October 7, 2011

Tough Love

So I was thinking again today while sitting in class and this time it was on the way the teacher of my College 101 class teaches. I don't like it. Is it effective? Yes, but I don't respect her... She reminds me of everyone else in my life who acted like I was stupid, but she doesn't act like I'm the only stupid one in the class....We're all stupid. We all don't care... and today I was sitting in my seat trying my hardest not to smart talk her, I succesed but I was totally ready to high tail it out of there! When I got to get up she calls my name and says she needs to see me before I leave... My mind races.. "Ohhh! Crap, what did I do wrong???" Right that's always the first thing that pops into someone's head when they get called out... I slowly make my way up to the front.

I smile....

She smiles....

and says....

You aren't in any trouble, I just wanted to pull you aside to tell you I recommended you to the leaders to be a "Spartan Team Leader"

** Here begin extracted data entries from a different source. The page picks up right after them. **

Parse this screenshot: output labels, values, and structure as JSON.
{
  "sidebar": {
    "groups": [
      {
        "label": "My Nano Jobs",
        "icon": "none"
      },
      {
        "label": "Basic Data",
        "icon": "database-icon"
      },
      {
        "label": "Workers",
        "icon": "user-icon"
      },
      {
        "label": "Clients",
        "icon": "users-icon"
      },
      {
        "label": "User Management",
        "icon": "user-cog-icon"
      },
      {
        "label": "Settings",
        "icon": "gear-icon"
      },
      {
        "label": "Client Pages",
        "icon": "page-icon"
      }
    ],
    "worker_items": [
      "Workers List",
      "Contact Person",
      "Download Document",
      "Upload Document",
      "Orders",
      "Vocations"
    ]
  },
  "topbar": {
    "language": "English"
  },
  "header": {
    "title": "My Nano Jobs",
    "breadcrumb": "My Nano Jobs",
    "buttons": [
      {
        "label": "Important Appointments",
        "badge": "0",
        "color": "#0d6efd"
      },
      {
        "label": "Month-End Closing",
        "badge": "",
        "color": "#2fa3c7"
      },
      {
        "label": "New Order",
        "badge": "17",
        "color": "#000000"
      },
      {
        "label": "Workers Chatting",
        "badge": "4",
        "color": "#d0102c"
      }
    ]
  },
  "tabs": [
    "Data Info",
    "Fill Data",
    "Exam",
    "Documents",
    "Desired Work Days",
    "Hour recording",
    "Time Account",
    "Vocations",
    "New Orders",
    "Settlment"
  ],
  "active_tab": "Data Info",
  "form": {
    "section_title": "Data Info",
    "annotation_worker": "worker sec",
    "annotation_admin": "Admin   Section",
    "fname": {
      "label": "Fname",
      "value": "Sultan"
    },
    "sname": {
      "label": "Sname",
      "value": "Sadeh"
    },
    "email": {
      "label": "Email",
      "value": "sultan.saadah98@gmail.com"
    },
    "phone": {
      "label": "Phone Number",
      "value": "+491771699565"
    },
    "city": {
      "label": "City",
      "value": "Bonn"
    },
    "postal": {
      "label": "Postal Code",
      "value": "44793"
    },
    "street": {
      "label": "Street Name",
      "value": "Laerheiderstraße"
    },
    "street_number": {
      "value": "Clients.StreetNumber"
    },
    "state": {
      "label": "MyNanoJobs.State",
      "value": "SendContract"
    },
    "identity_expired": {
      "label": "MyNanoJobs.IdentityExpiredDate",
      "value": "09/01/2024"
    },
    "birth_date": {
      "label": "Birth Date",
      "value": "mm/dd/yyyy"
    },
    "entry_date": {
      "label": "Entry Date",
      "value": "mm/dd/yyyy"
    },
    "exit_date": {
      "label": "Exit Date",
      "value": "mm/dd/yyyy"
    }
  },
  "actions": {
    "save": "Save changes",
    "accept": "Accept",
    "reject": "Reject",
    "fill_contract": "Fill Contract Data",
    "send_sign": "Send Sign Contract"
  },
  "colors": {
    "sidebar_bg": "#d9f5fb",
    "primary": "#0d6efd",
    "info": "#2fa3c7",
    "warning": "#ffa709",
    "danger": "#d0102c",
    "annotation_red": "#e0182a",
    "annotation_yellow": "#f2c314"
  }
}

Now, this is honestly a really good thing. Its a big compliment.

She then went on to say that she has seen in me a person who is a leader...

My thoughts go a puzzling... and I think "Really? I've B.S.ed my way through this whole class and told you what you wanted to hear.. Yeah you have it right I can be a leader but you HATE ME?!?!?"

Didn't say these thoughts out loud.. but I thanked her and smiled because it really is a great compliment.

As I was walking out, I kind felt like someone just dropped a brick on my head because I honestly believed that my teacher, hated me and thought I was stupid. I took a walk around the campus, and thought through what happened... What I realized was, She's a tough love kind of teacher. Those kinds of teachers are needed but I hate them. That's all I've ever had my whole life and those tough love teachers have made me feel like crap. So I realized that I guess unconsciously I recognized that in her and put up my defense of "I'm not gonna let you get to me" which I didn't.

I'm not saying she's a bad teacher, she's a great teacher but I don't approve of the way she treats people. I never did approve of tough love teachers, more bad comes from that method than good. I will say I'm shocked that she really does like me, I never would have guessed. haha anyways those are my thoughts for the day.

Interesting, eh? :P

1 comment:

  1. I honestly don't know if I've ever been taught with tough love like that. I would probably shut them out and put up a huge wall. You are far from stupid, good job dealing with her.